Situation: Suppose S is the top state of a parsing stack. Suppose
X is the current input symbol.
Action function `action(S,X)' returns possible actions
(shift, reduce, accept or error) by looking up the action table of
a grammar. Multiple actions might be returned
because of the generalized LR parsing.
Suppose action(Si,Xi) returns `error'
in parsing an input string X1, X2, ..., Xn.
The first three techniques are described for a single word
substitution / deletion / insertion. Of course these techniques can
be applied to manipulation of two or more words. In practice, however,
that may expand search too much. Adapting the gap filling technique
loosely may also blow up search. Thus a heuristics like
``Two consecutive dummy nonterminals must not be created'' should be adopted.
With the four error recovery mechanisms above, co-occurrence data are
extracted from the corpus. Now we see how the data are utilized in parsing
erroneous speech input ``I send a mail Smith.''
Parsing proceeds with no trouble against ``I send a mail.''
In parsing the next word `Smith,' the action function returns error.
The same four error recovery mechanisms are also used in this parsing
phase. Although the actual action depends on the grammar, [word
insertion] interposes a preposition. If the terminal symbols of the grammar
are lexicons, the actual prepositions are chosen. If terminals are
parts of speech, a preterminal like *preposition is chosen.

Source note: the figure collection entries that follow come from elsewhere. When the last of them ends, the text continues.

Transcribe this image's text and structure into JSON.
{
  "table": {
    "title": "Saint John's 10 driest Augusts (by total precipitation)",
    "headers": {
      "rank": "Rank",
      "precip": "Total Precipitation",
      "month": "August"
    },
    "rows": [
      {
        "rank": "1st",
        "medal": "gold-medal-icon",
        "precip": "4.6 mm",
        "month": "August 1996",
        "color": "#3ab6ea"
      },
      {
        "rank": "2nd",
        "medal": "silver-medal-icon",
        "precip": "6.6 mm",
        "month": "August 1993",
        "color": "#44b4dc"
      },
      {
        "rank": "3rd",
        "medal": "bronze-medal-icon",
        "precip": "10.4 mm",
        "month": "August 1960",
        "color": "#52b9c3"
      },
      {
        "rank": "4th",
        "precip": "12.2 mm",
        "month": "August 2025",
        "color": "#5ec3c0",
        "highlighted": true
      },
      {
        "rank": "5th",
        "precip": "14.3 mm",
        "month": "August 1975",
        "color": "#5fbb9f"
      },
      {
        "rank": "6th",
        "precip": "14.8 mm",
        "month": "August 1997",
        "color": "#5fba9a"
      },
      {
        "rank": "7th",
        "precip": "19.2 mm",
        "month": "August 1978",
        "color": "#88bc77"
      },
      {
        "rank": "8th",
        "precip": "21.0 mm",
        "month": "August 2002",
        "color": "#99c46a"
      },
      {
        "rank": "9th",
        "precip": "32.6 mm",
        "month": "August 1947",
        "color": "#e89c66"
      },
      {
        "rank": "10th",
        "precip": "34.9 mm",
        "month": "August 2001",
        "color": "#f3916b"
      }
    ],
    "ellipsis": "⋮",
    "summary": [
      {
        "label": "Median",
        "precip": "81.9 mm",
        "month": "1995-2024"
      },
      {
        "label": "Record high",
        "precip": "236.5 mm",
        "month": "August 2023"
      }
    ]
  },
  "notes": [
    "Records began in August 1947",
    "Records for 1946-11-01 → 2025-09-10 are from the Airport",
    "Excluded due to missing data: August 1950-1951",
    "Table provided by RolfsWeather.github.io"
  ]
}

In either case, if the co-occurrence data show that `to' is
frequently used after `send' in a particular rule, `to' can
be inserted with high probability.
Checking word co-occurrence in the semantic action in each rule
enhances robustness of our error-recoverable generalized LR parser
especially for ungrammaticalities and ellipses in spontaneous speech.

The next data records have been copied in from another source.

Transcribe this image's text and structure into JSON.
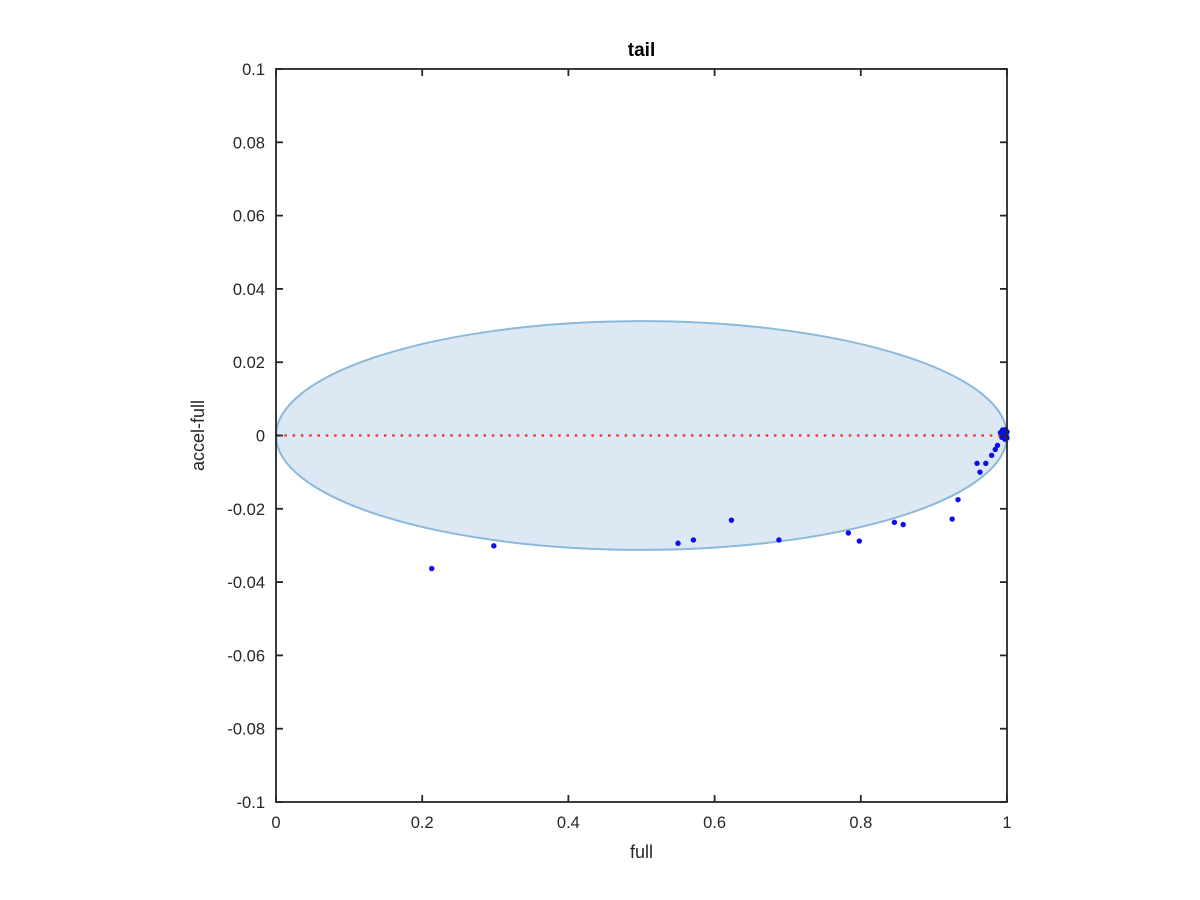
{
  "figure": {
    "background": "#ffffff",
    "axis_color": "#262626",
    "tick_label_color": "#262626"
  },
  "chart_data": {
    "type": "scatter",
    "title": "tail",
    "xlabel": "full",
    "ylabel": "accel-full",
    "xlim": [
      0,
      1
    ],
    "ylim": [
      -0.1,
      0.1
    ],
    "grid": false,
    "box": true,
    "legend": "none",
    "x_ticks": {
      "values": [
        0,
        0.2,
        0.4,
        0.6,
        0.8,
        1
      ],
      "labels": [
        "0",
        "0.2",
        "0.4",
        "0.6",
        "0.8",
        "1"
      ]
    },
    "y_ticks": {
      "values": [
        -0.1,
        -0.08,
        -0.06,
        -0.04,
        -0.02,
        0,
        0.02,
        0.04,
        0.06,
        0.08,
        0.1
      ],
      "labels": [
        "-0.1",
        "-0.08",
        "-0.06",
        "-0.04",
        "-0.02",
        "0",
        "0.02",
        "0.04",
        "0.06",
        "0.08",
        "0.1"
      ]
    },
    "ellipse": {
      "center": [
        0.5,
        0
      ],
      "rx": 0.5,
      "ry": 0.0312,
      "fill": "#dce9f5",
      "stroke": "#8cb9da",
      "stroke_width": 2
    },
    "reference_line": {
      "y": 0,
      "x_start": 0,
      "x_end": 1,
      "style": "dotted",
      "color": "#ee3b3b",
      "width": 2.4
    },
    "series": [
      {
        "name": "accel-full-difference-samples",
        "marker": "point",
        "color": "#0d0df0",
        "marker_radius": 2.7,
        "points": [
          [
            0.213,
            -0.0363
          ],
          [
            0.298,
            -0.0301
          ],
          [
            0.55,
            -0.0294
          ],
          [
            0.571,
            -0.0285
          ],
          [
            0.623,
            -0.0231
          ],
          [
            0.688,
            -0.0285
          ],
          [
            0.783,
            -0.0266
          ],
          [
            0.798,
            -0.0288
          ],
          [
            0.846,
            -0.0237
          ],
          [
            0.858,
            -0.0243
          ],
          [
            0.925,
            -0.0228
          ],
          [
            0.933,
            -0.0175
          ],
          [
            0.959,
            -0.0076
          ],
          [
            0.963,
            -0.01
          ],
          [
            0.971,
            -0.0076
          ],
          [
            0.979,
            -0.0054
          ],
          [
            0.984,
            -0.0038
          ],
          [
            0.987,
            -0.0027
          ],
          [
            0.991,
            0.0008
          ],
          [
            0.993,
            -0.0005
          ],
          [
            0.994,
            0.0015
          ],
          [
            0.996,
            0.0004
          ],
          [
            0.997,
            -0.001
          ],
          [
            0.998,
            0.0016
          ],
          [
            0.999,
            0.0
          ],
          [
            1.0,
            0.001
          ],
          [
            1.0,
            -0.0007
          ]
        ]
      }
    ]
  }
}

----------------------------------------------------------------------
As a related research, a parser generator called NLyacc has been
announced as a free software. NLyacc accepts an arbitrary
context-free grammar (cyclic rules like A $-->$ A are excluded)
written in the yacc format and produces its generalized LR parser.
NLyacc, unlike yacc, accepts multiple values from a lexical analyzer,
which is useful for handling ambiguous parts of speech of a word
in natural language applications.
Keywords: spontaneous speech, parsing, word cooccurrence